Le projet pilote d'images intimes non consensuelles de Facebook est une « solution rapide » qui met toute victime potentielle en alerte : si elle pense que ses images ont été divulguées, elle doit anticiper sa propre victimisation en envoyant ses photos à Facebook. Avec la création de ce type d’outils, même les entreprises avec les équipes de sécurité les mieux intentionnées ne peuvent pas s'attaquer au problème plus large de la perte de pouvoir des victimes. Dans cet article, Joana Varon et Paz Peña dressent la liste des mesures que les entreprises pourraient prendre pour lutter contre la violence basée sur le genre de manière globale. Avec une solution rapide, on fait inévitablement plus pour protéger le prix des actions d'une plateforme que pour protéger les utilisatrices.

« Les militantes sont toujours en train de modifier Facebook, et de l’utiliser pour faire quelque chose que Facebook n’avait pas pensé. Je crois que les personnes sont assez courageuses, bonnes et créatives pour concevoir n’importe quel outil. Mais on doit comprendre que l’outil en soi est une source d’exploitation. Le profilage, l’algorithme, il n’est pas là pour soutenir la diversité ou les minorités » - Militante, Europe
 
Avec la montée de la diffusion non consentie d’images intimes, nous sommes arrivées à ce moment où certaines victimes sont entendues, et d’autres sont réduites au silence dans un internet de « seconde zone ». Dans cet environnement de contrôle centralisé, d’individualisme radical et d’inégalité numérique, nous devons nous connecter à travers les contextes pour tendre vers un internet alternatif, féministe et décolonisé. Nous sommes aussi face au moment où les gouvernements légifèrent contre les abus en ligne et où les attitudes du public changent. La responsabilité des plateformes en matière de contenu et de données d’utilisation reste encore à déterminer. En cette période de bouleversements, un petit changement de vocabulaire pourrait avoir une grande influence sur les politiques et la perception du public.

Vous pouvez consulter l'article original en anglais publié sur GenderIT.
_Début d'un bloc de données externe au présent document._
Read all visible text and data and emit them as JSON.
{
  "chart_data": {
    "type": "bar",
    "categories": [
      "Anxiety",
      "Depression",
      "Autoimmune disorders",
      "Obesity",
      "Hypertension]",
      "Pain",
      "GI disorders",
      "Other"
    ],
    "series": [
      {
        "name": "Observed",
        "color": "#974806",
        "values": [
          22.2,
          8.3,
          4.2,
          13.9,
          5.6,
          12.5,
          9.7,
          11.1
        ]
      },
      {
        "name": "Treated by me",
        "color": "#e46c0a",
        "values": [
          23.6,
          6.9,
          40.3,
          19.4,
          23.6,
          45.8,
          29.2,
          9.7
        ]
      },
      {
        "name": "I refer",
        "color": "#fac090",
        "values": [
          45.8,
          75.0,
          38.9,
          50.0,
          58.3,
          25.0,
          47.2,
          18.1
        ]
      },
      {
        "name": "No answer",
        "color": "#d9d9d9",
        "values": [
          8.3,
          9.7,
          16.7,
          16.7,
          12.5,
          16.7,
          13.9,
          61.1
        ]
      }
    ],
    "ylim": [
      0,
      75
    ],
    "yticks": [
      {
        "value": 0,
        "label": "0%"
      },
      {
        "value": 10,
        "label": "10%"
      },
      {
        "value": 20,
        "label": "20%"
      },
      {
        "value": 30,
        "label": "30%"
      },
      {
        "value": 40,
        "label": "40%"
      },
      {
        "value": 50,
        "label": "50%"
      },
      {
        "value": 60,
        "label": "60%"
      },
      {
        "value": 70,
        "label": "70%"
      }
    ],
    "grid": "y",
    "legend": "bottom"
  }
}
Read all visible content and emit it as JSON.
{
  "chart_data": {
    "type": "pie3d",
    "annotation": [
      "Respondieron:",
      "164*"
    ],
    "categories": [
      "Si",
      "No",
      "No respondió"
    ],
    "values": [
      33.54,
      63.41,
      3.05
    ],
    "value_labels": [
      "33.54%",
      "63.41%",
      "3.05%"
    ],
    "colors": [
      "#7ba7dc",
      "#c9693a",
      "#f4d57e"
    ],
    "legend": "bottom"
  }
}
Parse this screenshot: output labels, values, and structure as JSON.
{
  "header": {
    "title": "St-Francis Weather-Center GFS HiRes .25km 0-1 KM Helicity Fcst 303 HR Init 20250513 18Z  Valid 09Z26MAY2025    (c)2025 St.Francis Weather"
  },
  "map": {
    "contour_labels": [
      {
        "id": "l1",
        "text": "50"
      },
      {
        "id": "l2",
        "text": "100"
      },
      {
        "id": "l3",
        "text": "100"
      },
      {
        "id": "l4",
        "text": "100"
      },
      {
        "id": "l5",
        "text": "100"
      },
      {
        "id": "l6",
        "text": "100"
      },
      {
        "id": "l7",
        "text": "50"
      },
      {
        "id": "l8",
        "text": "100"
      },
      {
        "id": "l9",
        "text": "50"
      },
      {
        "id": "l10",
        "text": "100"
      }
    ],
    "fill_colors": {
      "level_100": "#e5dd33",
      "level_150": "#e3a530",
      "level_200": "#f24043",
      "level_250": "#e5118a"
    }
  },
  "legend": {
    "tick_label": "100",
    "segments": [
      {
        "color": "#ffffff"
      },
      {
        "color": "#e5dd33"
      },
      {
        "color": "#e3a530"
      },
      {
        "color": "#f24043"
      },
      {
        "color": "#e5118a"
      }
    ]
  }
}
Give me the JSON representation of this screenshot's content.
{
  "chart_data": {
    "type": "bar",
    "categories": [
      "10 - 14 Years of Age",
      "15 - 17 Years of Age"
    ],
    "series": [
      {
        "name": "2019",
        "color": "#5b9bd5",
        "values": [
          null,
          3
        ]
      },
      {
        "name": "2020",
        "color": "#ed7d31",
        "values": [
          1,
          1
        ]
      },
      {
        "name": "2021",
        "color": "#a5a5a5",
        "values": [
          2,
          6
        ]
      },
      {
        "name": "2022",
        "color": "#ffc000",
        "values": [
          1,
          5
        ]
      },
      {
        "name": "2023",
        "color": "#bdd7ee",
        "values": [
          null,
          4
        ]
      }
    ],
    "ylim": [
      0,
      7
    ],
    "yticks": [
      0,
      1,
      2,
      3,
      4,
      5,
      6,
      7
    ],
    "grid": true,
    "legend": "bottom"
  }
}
[1] Des études menées aux États-Unis, en Australie, en Jamaïque et en Inde indiquent que les hommes et les femmes subissent tous deux la diffusion non consentie d’images intimes, mais que ce sont les femmes - en particulier les jeunes femmes célibataires - qui subissent les préjudices les plus graves.
[2] Ibid.
[3] Le terme « violence en réseau » (networked violence) est utilisé par Ganaele Langlois et Andrea Slane dans leur article de 2017 intitulé « Economies of Reputation" : The Case of Revenge Porn »
[4] Dans son livre de 2016, Updating to Remain the Same, Wendy Hui Kyong Chun reprend l'« épistémologie du placard » d'Eve Sedgwick pour explorer la "logique de la outing" qui alimente la « pornovengeance ».
[5] Les citations figurant dans cet article proviennent d'entretiens réalisés dans le cadre de la thèse de maîtrise de l’autrice, intitulée « Against Revenge Porn: A contemporary history of Thought and Action ». Ces entretiens (mais pas ces citations particulières) ont également alimenté l'article de recherche de 2018 intitulé "From Non-consensual Pornography to Image-based Sexual Abuse : Charting the Course of a Problem with Many Names".
[6] L'influence du terme « pornovengeance » sur les débats législatifs au Royaume-Uni est abordée par McGlynn et Rackley dans leur article de 2017. Le livre de Henry et Powell, Sexual Violence in a Digital Age, publié en 2017, propose une réflexion plus large sur la législation contre la « pornovengeance ».